2 Comments

  1. Gnoupi
    February 17, 2012 @ 1:44 pm

    I think people at Arrowhead discovered that the hard way also with Magicka.
    Magicka earned a reputation of a buggy game, mostly because of multiplayer issues. There were other bugs which were not related, but nothing so big or which would have stayed for long.

    In Magicka, you can make your own spells by combining 5 from 8 elements. And the effect depends on the combination. There are status effects, physical forces (push), shields, laser rays reflecting on shields… Etc.
    The game worked quite ok in single player, or in LAN. But as soon as you hit multiplayer, you realized that not only it was streaming a very large amount of data (the host for a game of 4 players had to have more than 110 kbytes/s in upload), but also they didn’t expect the most common issues with this kind of online multiplayer. Packets get lost. Or are late. Or come in the wrong order. Or you don’t know which you should deal with at which time.

    And it lead to a full bucket of null pointer exceptions. Or invalid states for entities. And when you encountered such thing, it was not planned at all, and the exception was simply going up, leading to the game just crashing. People who played the first week of Magicka were actually happy to finish one level without someone getting disconnected (and it was very, very rare).
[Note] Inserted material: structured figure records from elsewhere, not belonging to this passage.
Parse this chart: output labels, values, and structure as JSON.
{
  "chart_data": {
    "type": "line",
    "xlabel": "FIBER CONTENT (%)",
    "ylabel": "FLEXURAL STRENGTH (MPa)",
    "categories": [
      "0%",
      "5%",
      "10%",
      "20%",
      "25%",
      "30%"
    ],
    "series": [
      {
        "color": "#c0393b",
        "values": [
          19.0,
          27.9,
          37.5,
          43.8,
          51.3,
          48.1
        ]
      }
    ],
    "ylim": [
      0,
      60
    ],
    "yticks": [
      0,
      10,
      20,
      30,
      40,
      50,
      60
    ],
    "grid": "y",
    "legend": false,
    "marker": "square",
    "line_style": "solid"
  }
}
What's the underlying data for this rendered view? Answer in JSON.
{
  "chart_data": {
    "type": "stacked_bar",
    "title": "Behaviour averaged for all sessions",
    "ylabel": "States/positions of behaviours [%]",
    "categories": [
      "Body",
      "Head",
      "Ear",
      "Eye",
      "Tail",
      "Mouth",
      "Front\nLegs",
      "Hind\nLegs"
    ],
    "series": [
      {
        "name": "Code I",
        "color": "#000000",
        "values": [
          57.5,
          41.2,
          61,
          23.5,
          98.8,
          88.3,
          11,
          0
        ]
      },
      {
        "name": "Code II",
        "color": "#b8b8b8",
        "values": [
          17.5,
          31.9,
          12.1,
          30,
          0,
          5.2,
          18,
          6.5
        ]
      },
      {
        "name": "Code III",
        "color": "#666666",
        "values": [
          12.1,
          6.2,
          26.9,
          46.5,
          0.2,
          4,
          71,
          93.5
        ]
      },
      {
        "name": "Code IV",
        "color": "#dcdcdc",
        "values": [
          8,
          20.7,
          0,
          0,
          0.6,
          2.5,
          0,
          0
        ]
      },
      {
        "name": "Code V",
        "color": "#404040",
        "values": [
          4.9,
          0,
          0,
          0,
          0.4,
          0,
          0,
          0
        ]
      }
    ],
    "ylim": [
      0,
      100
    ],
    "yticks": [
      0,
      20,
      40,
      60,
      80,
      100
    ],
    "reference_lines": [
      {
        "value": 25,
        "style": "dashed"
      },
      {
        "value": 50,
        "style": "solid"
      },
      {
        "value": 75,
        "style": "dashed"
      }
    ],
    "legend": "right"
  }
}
    30+ patches later, the game is more or less stable, but you really see that they had issues. And they didn’t see a thing from it earlier, because all their testing was made on a local network, or on very fast connections.

    But indeed, it shows the difficulty of such development (especially when you don’t have the experience).

    Reply

    • Rob
      February 17, 2012 @ 3:30 pm

      I’m lucky because the networking framework in Unreal is incredibly robust and has been used heavily over alot of internet games under some of the worst circumstances.